All the ingredients were there for an unlikely title push, a seismic shift away from the moneybags present in Paris. Galtier’s use of an uncomplicated yet compact 4-4-2 formation saw the best from his underdogs, the likes of Celik and Reinildo pushing further up as additional attacking wing-backs when needs be. Complemented by the rigid defensive first approach of Fonte partnered with the youth of Sven Botman at the back, everyone in the Lille team knew their respective mission when entering the field of play.
An unlikely strike partnership of the aforementioned David and the 36-year-old Turkish striker Burak Yilmaz worked perfectly too, Galtier’s side looking mismatch on the surface but his Les Dogues side had the necessary blend of the unexpected matched with the know-how of winning.
Galtier’s Lille would go on to win their fourth Ligue 1, arguably their most impressive and unexpected with PSG making the French first division often a one-horse race.
13 goals from 37 in that title-winning season made David one of the hottest properties in Europe, David’s speed on counter-attacks for Lille devastating.

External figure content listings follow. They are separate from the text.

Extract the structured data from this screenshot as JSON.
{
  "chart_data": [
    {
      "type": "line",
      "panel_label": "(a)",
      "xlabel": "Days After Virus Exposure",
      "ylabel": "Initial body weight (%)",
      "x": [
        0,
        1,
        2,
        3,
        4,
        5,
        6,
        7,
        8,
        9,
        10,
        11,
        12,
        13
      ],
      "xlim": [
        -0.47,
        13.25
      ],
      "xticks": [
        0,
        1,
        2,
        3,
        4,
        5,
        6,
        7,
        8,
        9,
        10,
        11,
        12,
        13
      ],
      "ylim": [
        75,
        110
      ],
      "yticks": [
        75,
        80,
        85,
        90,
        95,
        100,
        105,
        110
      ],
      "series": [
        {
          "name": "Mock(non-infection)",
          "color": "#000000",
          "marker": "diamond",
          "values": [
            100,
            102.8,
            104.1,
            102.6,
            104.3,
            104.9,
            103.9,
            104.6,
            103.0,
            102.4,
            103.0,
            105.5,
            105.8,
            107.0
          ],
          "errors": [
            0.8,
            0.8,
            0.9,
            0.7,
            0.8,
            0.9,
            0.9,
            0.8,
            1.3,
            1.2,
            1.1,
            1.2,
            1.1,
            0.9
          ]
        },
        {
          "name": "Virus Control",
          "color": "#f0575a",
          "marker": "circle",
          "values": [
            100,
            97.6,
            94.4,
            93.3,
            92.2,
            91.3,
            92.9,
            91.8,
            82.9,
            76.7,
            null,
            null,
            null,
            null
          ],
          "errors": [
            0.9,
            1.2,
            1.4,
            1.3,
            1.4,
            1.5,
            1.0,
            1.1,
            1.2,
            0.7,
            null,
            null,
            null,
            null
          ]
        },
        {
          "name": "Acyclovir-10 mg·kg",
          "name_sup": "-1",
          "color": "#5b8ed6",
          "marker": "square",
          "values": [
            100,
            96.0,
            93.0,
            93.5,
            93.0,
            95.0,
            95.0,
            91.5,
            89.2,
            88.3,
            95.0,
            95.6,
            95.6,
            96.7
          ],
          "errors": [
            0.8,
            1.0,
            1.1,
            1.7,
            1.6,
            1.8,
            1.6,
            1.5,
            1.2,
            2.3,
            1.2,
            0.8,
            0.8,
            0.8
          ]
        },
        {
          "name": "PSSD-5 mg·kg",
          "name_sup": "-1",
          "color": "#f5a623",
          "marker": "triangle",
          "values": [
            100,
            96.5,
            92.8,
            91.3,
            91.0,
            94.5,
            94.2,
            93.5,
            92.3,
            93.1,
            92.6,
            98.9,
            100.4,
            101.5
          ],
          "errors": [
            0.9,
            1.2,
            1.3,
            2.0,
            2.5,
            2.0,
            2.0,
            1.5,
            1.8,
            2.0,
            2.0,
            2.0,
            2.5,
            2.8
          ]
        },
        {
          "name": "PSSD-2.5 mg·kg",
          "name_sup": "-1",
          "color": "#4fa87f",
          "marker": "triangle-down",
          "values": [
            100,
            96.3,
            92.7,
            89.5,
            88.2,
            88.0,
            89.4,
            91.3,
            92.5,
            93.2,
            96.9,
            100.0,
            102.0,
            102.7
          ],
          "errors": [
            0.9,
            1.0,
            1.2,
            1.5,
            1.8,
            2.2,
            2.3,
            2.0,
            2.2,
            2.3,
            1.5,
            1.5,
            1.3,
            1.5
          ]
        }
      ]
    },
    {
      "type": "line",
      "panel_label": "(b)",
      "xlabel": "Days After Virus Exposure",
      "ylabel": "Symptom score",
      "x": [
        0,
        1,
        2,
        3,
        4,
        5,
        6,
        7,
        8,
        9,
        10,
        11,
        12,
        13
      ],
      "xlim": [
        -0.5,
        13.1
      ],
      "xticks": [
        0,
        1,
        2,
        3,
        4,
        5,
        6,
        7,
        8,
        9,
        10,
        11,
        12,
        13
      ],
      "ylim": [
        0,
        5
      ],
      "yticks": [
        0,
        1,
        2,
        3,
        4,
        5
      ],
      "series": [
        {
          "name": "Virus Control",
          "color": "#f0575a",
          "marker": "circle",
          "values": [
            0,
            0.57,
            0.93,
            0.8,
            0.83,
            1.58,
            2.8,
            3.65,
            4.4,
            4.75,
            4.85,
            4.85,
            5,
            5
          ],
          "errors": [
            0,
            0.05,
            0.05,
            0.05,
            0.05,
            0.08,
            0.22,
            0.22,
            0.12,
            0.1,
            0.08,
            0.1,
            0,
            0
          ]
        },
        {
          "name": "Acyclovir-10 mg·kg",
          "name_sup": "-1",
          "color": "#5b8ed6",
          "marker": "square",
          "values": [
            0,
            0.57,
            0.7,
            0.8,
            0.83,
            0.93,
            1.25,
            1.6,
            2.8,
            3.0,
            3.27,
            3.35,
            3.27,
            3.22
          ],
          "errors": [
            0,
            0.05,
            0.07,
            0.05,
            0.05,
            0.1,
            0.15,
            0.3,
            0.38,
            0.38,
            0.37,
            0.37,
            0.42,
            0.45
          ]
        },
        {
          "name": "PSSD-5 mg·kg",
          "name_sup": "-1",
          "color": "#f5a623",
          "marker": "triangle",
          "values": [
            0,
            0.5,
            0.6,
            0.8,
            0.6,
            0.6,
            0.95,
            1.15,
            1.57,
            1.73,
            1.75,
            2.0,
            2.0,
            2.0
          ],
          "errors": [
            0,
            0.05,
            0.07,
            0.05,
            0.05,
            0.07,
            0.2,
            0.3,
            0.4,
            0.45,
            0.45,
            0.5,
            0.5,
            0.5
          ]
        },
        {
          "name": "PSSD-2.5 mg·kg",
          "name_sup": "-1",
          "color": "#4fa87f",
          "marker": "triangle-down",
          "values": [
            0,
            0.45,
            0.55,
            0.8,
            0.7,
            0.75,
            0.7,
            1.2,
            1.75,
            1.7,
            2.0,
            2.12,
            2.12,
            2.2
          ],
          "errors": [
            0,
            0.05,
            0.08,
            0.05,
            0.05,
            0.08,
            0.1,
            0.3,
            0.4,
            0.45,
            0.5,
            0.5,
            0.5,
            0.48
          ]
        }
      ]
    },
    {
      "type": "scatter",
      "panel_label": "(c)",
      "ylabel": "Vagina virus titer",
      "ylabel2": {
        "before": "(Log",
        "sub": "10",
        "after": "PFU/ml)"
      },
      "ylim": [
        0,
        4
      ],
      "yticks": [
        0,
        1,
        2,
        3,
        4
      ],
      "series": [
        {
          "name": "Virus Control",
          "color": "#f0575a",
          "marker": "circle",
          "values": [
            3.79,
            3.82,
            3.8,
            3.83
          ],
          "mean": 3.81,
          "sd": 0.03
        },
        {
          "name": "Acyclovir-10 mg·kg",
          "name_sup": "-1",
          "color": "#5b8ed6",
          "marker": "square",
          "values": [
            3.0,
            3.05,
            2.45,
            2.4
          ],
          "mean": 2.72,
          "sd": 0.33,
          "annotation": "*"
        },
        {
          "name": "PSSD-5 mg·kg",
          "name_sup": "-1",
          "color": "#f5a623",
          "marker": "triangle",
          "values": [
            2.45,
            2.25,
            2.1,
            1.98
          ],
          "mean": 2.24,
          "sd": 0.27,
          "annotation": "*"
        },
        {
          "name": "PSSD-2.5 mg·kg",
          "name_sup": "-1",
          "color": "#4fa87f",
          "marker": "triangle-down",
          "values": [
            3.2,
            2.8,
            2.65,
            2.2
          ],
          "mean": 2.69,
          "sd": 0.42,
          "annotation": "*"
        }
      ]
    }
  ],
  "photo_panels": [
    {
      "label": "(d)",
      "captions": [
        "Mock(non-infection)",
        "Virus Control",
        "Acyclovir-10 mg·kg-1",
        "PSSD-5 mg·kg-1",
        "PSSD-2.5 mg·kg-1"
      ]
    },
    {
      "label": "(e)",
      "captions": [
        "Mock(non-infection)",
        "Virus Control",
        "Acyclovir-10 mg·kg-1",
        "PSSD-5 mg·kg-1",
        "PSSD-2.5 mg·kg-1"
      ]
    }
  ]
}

Playing others into the game also, his selflessness allowed the experience of Yilmaz to outscore him in their duo up top.
Still, with the solitary goal away at PSG to win at the Parc Des Princes and a goal to win away at Angers to secure the Ligue 1 trophy, David had become a Lille icon. 11 in the year of 2021 that campaign, that would be a sign of things to come for the maturing striker.
Even with Galtier now gone – a crucial piece of the puzzle leaving for OGC Nice – the young kid on the streets of Haiti turned first-team striker for the French champions has become one of the deadliest finishers in Europe.
Only behind Mohamed Salah and Robert Lewandowski in terms of goals scored so far this campaign, both attackers at the very peak of their careers, David is putting himself in contention for a mammoth move away from the Stade Pierre-Mauroy.
Lille will want to keep this talk hush, Jonathan David outperforming the likes of Erling Haaland in terms of a goal-to-game ratio this season. 56% of goals scored this season for LOSC Lille have also come courtesy of David, confidence beaming out of the man who was playing in the amateur set-up in Canada a matter of years before.
Give the ball to the young Canadian striker, and he will score. In such a rich vein of form for LOSC Lille, David is still playing with the freedoms afforded to him when kicking about with his friends on the streets of Haiti. This form translates to the National side, the 21-year-old a poster boy for a nation taking football into its hearts.
A conveyer belt of Canadian superstars are being born, Alphonso Davies starring for Bayern Munich week in week out as an expansive full-back. Cyle Larin is another deadly attacker for The Reds, sharing out the goals with David.
Canada remain undefeated in their CONCACAF section of World Cup qualifying, David’s ice-cold finishing reminiscent of the blizzard conditions that engulf this North American nation. Engulfing a nation known for its harsh climates is also a feeling of unbelievable pride, 50,000 watching on as David and co beat Mexico 2-1 to see out a remarkable year for Canada in footballing terms.
Pride restored to a nation often jeered at, often in the background with Mexico or the US National team bulldozing in. When watching David play, the selflessness runs throughout him. With a hardened attitude to life, constantly on the move, the 21-year-old has found a true home in football.
Whether that’s with Lille, where he remains the player to watch over Mbappe or Messi, or back in his makeshift home of Canada, he plays with a smile on his face and an exemplary attitude to match. When he moves on to an elite club, expect David to succeed but with no prima-donna attitude to add. Instead, silently but surely, he will be one of the very best strikers for years to come.